Where the TV production did gain was in a kind of melancholy aspect - one saw them as rather sadder characters. Herbie Wise, who directed, said to me: "I'm not going to be able to make them as funny as on the stage, but I'll try to make the characters as true as I can. Maybe there'll be elements that will be indicated by the close-up. Annie's plight became that much more poignant." I think anyone who hasn't seen them onstage quite enjoys them on TV, but anyone who has is always disappointed. You just can't capture that shared experience with the rest of the audience.

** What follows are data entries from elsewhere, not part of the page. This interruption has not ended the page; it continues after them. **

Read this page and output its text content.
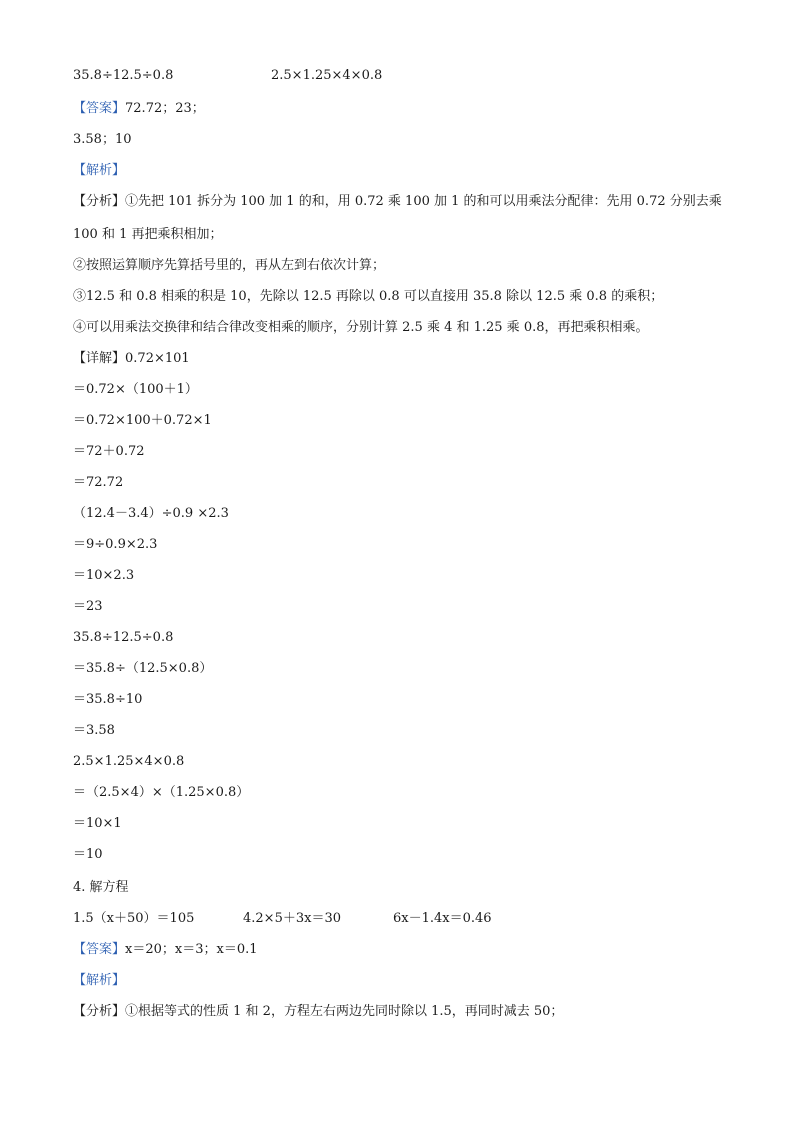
35.8÷12.5÷0.8	2.5×1.25×4×0.8
【答案】72.72；23；
3.58；10
【解析】
【分析】①先把 101 拆分为 100 加 1 的和，用 0.72 乘 100 加 1 的和可以用乘法分配律：先用 0.72 分别去乘
100 和 1 再把乘积相加；
②按照运算顺序先算括号里的，再从左到右依次计算；
③12.5 和 0.8 相乘的积是 10，先除以 12.5 再除以 0.8 可以直接用 35.8 除以 12.5 乘 0.8 的乘积；
④可以用乘法交换律和结合律改变相乘的顺序，分别计算 2.5 乘 4 和 1.25 乘 0.8，再把乘积相乘。
【详解】0.72×101
＝0.72×（100＋1）
＝0.72×100＋0.72×1
＝72＋0.72
＝72.72
（12.4－3.4）÷0.9 ×2.3
＝9÷0.9×2.3
＝10×2.3
＝23
35.8÷12.5÷0.8
＝35.8÷（12.5×0.8）
＝35.8÷10
＝3.58
2.5×1.25×4×0.8
＝（2.5×4）×（1.25×0.8）
＝10×1
＝10
4. 解方程
1.5（x＋50）＝105	4.2×5＋3x＝30	6x－1.4x＝0.46
【答案】x＝20；x＝3；x＝0.1
【解析】
【分析】①根据等式的性质 1 和 2，方程左右两边先同时除以 1.5，再同时减去 50；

At far as affecting future box-office is concerned, the TV production of a stage play does reach an audience that it wouldn't normally reach. When you're talking about viewing figures, you're talking in millions. But I don't think the TV audience and the average theatre audience necessarily overlaps at all. As far as a playwright is concerned TV productions do help because it means that your plays do reach a much wider audience. When one thinks of the number of productions my plays have had, and the amount of publicity, it's mainly been theatrical - so there are still vast numbers of people who know me less well (even in a town like Scarborough, where I'm always in the papers) than they would a TV playwright, because his name is in their sitting room, whereas this is theatre and therefore something different. Theatre is still a minority interest, though I think an increasingly sizeable one. I hope there's a feed-back to the theatre - for I would hate people to think that having seen
The Normans on TV they had seen The Normans. So maybe it will help wider audiences to think, "Oh, I've heard of him on TV - I'll give it a go in the theatre."